Together with the cars ahead of me, we had no option than to make a U-turn and later take a detour through Accra New Town. The time loss as well as other inconveniences suffered can only be imagined. Why the Accra Metropolitan Assembly (A.M.A.), the Motor Transport and Traffic Unit (MTTU) of the Police Service are able to look on whilst such clear breaches of road traffic regulations are committed in the full glare of anyone who cares.
Certain townships and neighbourhoods appear to be most notorious for this – Nungua, Teshie, Osu, Jamestown, Arena, Mamprobi, Agege, Sukura, Adabraka, Lagos town, La among others.
My initial reaction when this phenomenon first dawned on me was that we did not have enough venues in these localities for such social gatherings, but hold on a second – whilst these lawless activities go on, the public school parks there are still empty. That obviously gives an indication that the problem is more cultural than need for public open spaces.
The AMA and its officials have always insisted that one of its biggest concerns was the blocking of major streets in communities, a situation that greatly hamper vehicular and human movement, just for the celebration of social activities. Why the AMA is unable to go beyond its rhetoric and zoom into action is something that has amazed me.
In a very recent directive issued by Mr Philip Lamptey, the Ablekuma Sub-Metro Chairman of the AMA, he said, “it has come to the notice of the Assembly that the holding of such funeral get-togethers, out-doorings, church services and marriage ceremonies is hampering social cohesion in the Metropolis”.
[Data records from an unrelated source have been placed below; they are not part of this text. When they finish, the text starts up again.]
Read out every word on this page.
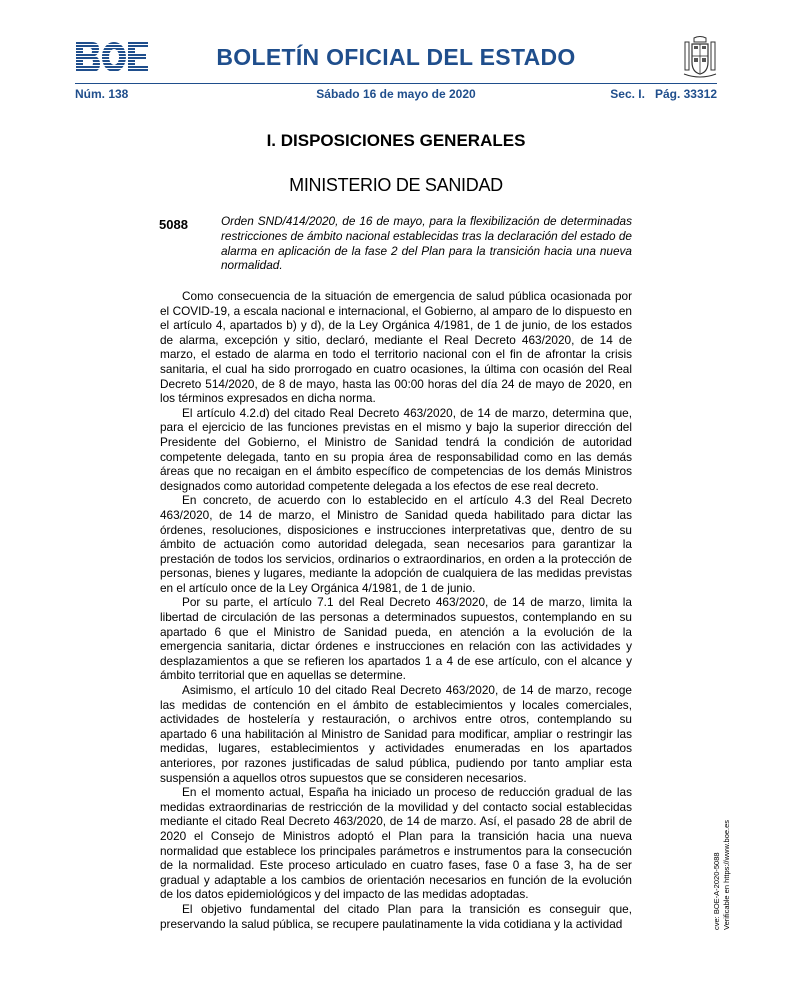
BOLETÍN OFICIAL DEL ESTADO
Núm. 138	Sábado 16 de mayo de 2020	Sec. I.   Pág. 33312
I. DISPOSICIONES GENERALES
MINISTERIO DE SANIDAD
5088	Orden SND/414/2020, de 16 de mayo, para la flexibilización de determinadas restricciones de ámbito nacional establecidas tras la declaración del estado de alarma en aplicación de la fase 2 del Plan para la transición hacia una nueva normalidad.

Como consecuencia de la situación de emergencia de salud pública ocasionada por el COVID-19, a escala nacional e internacional, el Gobierno, al amparo de lo dispuesto en el artículo 4, apartados b) y d), de la Ley Orgánica 4/1981, de 1 de junio, de los estados de alarma, excepción y sitio, declaró, mediante el Real Decreto 463/2020, de 14 de marzo, el estado de alarma en todo el territorio nacional con el fin de afrontar la crisis sanitaria, el cual ha sido prorrogado en cuatro ocasiones, la última con ocasión del Real Decreto 514/2020, de 8 de mayo, hasta las 00:00 horas del día 24 de mayo de 2020, en los términos expresados en dicha norma.

El artículo 4.2.d) del citado Real Decreto 463/2020, de 14 de marzo, determina que, para el ejercicio de las funciones previstas en el mismo y bajo la superior dirección del Presidente del Gobierno, el Ministro de Sanidad tendrá la condición de autoridad competente delegada, tanto en su propia área de responsabilidad como en las demás áreas que no recaigan en el ámbito específico de competencias de los demás Ministros designados como autoridad competente delegada a los efectos de ese real decreto.

En concreto, de acuerdo con lo establecido en el artículo 4.3 del Real Decreto 463/2020, de 14 de marzo, el Ministro de Sanidad queda habilitado para dictar las órdenes, resoluciones, disposiciones e instrucciones interpretativas que, dentro de su ámbito de actuación como autoridad delegada, sean necesarios para garantizar la prestación de todos los servicios, ordinarios o extraordinarios, en orden a la protección de personas, bienes y lugares, mediante la adopción de cualquiera de las medidas previstas en el artículo once de la Ley Orgánica 4/1981, de 1 de junio.

Por su parte, el artículo 7.1 del Real Decreto 463/2020, de 14 de marzo, limita la libertad de circulación de las personas a determinados supuestos, contemplando en su apartado 6 que el Ministro de Sanidad pueda, en atención a la evolución de la emergencia sanitaria, dictar órdenes e instrucciones en relación con las actividades y desplazamientos a que se refieren los apartados 1 a 4 de ese artículo, con el alcance y ámbito territorial que en aquellas se determine.

Asimismo, el artículo 10 del citado Real Decreto 463/2020, de 14 de marzo, recoge las medidas de contención en el ámbito de establecimientos y locales comerciales, actividades de hostelería y restauración, o archivos entre otros, contemplando su apartado 6 una habilitación al Ministro de Sanidad para modificar, ampliar o restringir las medidas, lugares, establecimientos y actividades enumeradas en los apartados anteriores, por razones justificadas de salud pública, pudiendo por tanto ampliar esta suspensión a aquellos otros supuestos que se consideren necesarios.

En el momento actual, España ha iniciado un proceso de reducción gradual de las medidas extraordinarias de restricción de la movilidad y del contacto social establecidas mediante el citado Real Decreto 463/2020, de 14 de marzo. Así, el pasado 28 de abril de 2020 el Consejo de Ministros adoptó el Plan para la transición hacia una nueva normalidad que establece los principales parámetros e instrumentos para la consecución de la normalidad. Este proceso articulado en cuatro fases, fase 0 a fase 3, ha de ser gradual y adaptable a los cambios de orientación necesarios en función de la evolución de los datos epidemiológicos y del impacto de las medidas adoptadas.

El objetivo fundamental del citado Plan para la transición es conseguir que, preservando la salud pública, se recupere paulatinamente la vida cotidiana y la actividad	cve: BOE-A-2020-5088 Verificable en https://www.boe.es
There are instances where mourners take the law into their hands and block streets with canopies, chairs and play loud music, disturbing the serenity of residents. Beyond this, I have also heard our nicely-bearded Mayor, Dr Alfred Okoe Vanderpiuje saying virtually the same thing.
My dear friend, the blocking of streets for these events has sometimes led to people not being able to receive distress help from especially by the National Ambulance Service (NAS) or the Ghana National Fire Service (GNFS) in emergencies. The providers of these emergency services manage to get to these areas only to be impeded by unauthorized road blocks for these social activities which sometimes run very late into the night.
Some funeral mourners are even rumoured to pound fufu in the evenings on the street, amidst the playing of loud music, thereby, disturbing the peaceful sleep of Ghanaians who need to catch sleep, to enable them prepare for a productive day thereafter.
It is about time this canker is halted immediately to create a convenient atmosphere for residents of the city. I expect that local government authorities use the same zeal they have marshalled in bulldozing unauthorized structures in the various localities into halting this unnecessary menace. The city of Accra as well as the other cities obviously deserve better than this.